According to one tradition, the synagogue marks the spot where the Prophet Jeremiah assembled Jewish exiles after Babylon had destroyed their Temple in Jerusalem in the sixth century B.C., with some claiming Jeremiah is buried nearby. Others claim the synagogue is located where pharaoh’s daughter discovered the infant Moses in a basket. Nineteenth-century writers concluded the synagogue was once a church located where Mary bathed the infant Jesus during the holy family’s flight to Egypt.
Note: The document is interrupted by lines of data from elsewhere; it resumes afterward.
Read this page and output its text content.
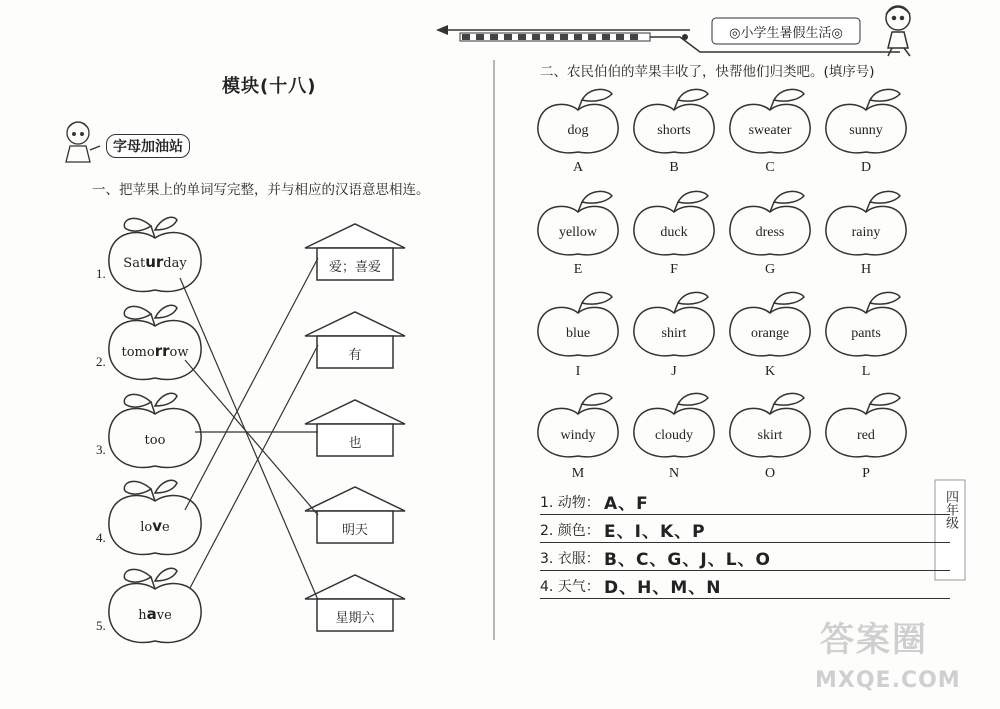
◎小学生暑假生活◎
模块(十八)
字母加油站
一、把苹果上的单词写完整，并与相应的汉语意思相连。
1.
2.
3.
4.
5.
Saturday
tomorrow
too
love
have
爱；喜爱
有
也
明天
星期六
二、农民伯伯的苹果丰收了，快帮他们归类吧。(填序号)
dog	shorts	sweater	sunny
A	B	C	D
yellow	duck	dress	rainy
E	F	G	H
blue	shirt	orange	pants
I	J	K	L
windy	cloudy	skirt	red
M	N	O	P
1. 动物： A、F
2. 颜色： E、I、K、P
3. 衣服： B、C、G、J、L、O
4. 天气： D、H、M、N
四年级
答案圈
MXQE.COM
According to this account, now largely discredited, the church was forced to sell its building in the ninth century when it could no longer afford taxes imposed by Muslim rulers.

Whatever the truth of any of these claims, what is known is that the synagogue is named for Jerusalem’s Rabbi Ben Ezra, who restored an earlier synagogue on the site in the 12th century.  The synagogue became a repository for documents of all kinds that included the word “God,” and therefore could not be destroyed under Jewish law. When the synagogue was restored in the 1890s, builders discovered more than 250,000 documents dating from the ninth century on, including letters written by Maimonides, the great Jewish philosopher who lived nearby after being forced from his home in Córdoba, Spain. This cache of documents, called the “Cairo Geniza,” is the world’s largest collection of medieval documents and provided new information about the life and teachings of Maimonides.

Today, with Cairo’s Jewish population down to a very small number, the Ben Ezra Synagogue, meticulously restored in the 1980s, is maintained as a museum.